During the study period, there were a total of 176 respiratory virus clusters, ranging from 14 to 44 clusters per season in the two study hospitals (Table 2). Cluster sizes ranged from two to eight cases, with a median of two cases. In the sensitivity analysis adjusting the definition of temporal association, the total number of clusters may be 25% greater (220 clusters using 7-day cutoff) or 32% less (120 clusters using 2-day cutoff) than the base estimate (Supplemental Table 4). In the primary analysis, rhinovirus/enterovirus accounted for 39.8% (70/176) of clusters and influenza A and B viruses accounted for 35.2% (62/176) of clusters, and these two pathogens contributed the largest number of clusters in individual seasons and hospitals and in the sensitivity analyses. Among all patients with a positive respiratory virus test (N = 2,240), 17.9% (N = 400) were associated with a cluster; patients with influenza were most likely to be associated with a cluster (32.0%) (Supplemental Table 5). Immunocompromised units accounted for 19.9% (35/176) of clusters, predominantly due to rhinovirus/enterovirus infections (Supplemental Table 6).
Discussion
In this observational study of 3,726 positive respiratory virus assays among 2,240 patients over three respiratory virus seasons at two hospitals, we found approximately 7%–25% of positive tests to be presumptively hospital-acquired, and 0%–32% of patients with a positive test potentially associated with a cluster based on spatiotemporal analysis.
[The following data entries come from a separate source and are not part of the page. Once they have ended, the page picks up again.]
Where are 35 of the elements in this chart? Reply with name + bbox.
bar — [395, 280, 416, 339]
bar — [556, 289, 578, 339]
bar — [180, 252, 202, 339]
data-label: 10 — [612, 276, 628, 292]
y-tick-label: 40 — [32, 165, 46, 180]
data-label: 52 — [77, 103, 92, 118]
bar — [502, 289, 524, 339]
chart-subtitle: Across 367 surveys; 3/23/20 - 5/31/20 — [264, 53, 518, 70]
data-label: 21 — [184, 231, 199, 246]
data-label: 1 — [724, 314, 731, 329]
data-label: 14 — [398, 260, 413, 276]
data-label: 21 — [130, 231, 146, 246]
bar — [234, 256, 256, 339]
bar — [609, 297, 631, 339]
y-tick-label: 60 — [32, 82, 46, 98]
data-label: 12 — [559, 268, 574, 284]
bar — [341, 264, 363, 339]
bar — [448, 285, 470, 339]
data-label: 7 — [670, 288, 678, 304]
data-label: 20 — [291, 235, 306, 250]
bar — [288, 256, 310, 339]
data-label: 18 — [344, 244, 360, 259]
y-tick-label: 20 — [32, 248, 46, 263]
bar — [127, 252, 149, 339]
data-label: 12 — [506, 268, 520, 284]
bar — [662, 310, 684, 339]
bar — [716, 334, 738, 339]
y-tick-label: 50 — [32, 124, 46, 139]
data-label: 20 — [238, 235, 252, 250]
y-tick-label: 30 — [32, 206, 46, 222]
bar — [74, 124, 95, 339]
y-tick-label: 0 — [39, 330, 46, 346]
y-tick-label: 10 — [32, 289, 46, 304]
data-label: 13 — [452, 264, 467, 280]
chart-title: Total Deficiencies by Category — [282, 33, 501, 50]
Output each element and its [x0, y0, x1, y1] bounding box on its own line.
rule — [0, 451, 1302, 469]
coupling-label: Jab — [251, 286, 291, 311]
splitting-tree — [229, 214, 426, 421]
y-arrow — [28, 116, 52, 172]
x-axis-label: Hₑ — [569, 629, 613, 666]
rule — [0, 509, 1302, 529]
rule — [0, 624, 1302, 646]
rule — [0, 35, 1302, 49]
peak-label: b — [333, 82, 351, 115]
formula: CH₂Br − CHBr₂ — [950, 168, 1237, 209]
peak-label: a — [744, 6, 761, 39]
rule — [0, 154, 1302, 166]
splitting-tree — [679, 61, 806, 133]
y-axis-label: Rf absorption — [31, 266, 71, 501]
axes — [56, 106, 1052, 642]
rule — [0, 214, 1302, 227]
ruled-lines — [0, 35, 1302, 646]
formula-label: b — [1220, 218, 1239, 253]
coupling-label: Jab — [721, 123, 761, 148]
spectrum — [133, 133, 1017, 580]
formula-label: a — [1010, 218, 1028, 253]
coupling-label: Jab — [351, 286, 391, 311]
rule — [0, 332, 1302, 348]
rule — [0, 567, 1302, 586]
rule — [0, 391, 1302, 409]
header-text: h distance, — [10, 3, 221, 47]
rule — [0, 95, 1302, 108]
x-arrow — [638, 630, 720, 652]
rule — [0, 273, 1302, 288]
Rhinovirus/enterovirus and influenza accounted for 75% (132 of 176) of clusters, 32% of patients who tested positive for influenza were involved in a clustering event, and 20% (35/176) of clusters were attributed to units caring for most immunocompromised patients at the two hospitals. While we did not systematically analyze epidemiologic investigations in this analysis, a substantial proportion of these were not identified through routine infection prevention and control surveillance. Both influenza and rhinovirus potentially affect patients who are immunocompromised, elderly, or have other underlying lung conditions. Reference Kraft, Jacob, Sears, Burd, Caliendo and Lyon7–Reference Lehners, Tabatabai and Prifert9 These viruses, and units caring for immunologically vulnerable patients, should be the focus of transmission prevention efforts. Computer automation to ascertain clusters in real time may improve detection during respiratory virus seasons.
Limitations may include: generalizability of findings from two hospitals; potential mis-attribution of unit location of acquisition; and inference of nosocomial transmission based on admission date of testing and spatiotemporal associations. Subsequent studies should confirm or refute this method for assessing epidemiologic links between patients using genetic relatedness testing. Reference Sundermann, Chen and Miller10
Our analysis quantifies both the frequency of hospital-acquired respiratory viruses and a preliminary evaluation of transmission patterns. More detailed elucidation of influenza and rhinovirus/enterovirus transmission, particularly among immunocompromised patients, will help define improved transmission prevention measures.
Supplementary material
The supplementary material for this article can be found at https://doi.org/10.1017/ice.2024.25.
Acknowledgements
We would like to thank the infection prevention team and the University of Pittsburgh MiGEL lab team for their work and support of this project.
Financial support
None reported.
Competing interests
All authors report no conflicts of interest relevant to this article.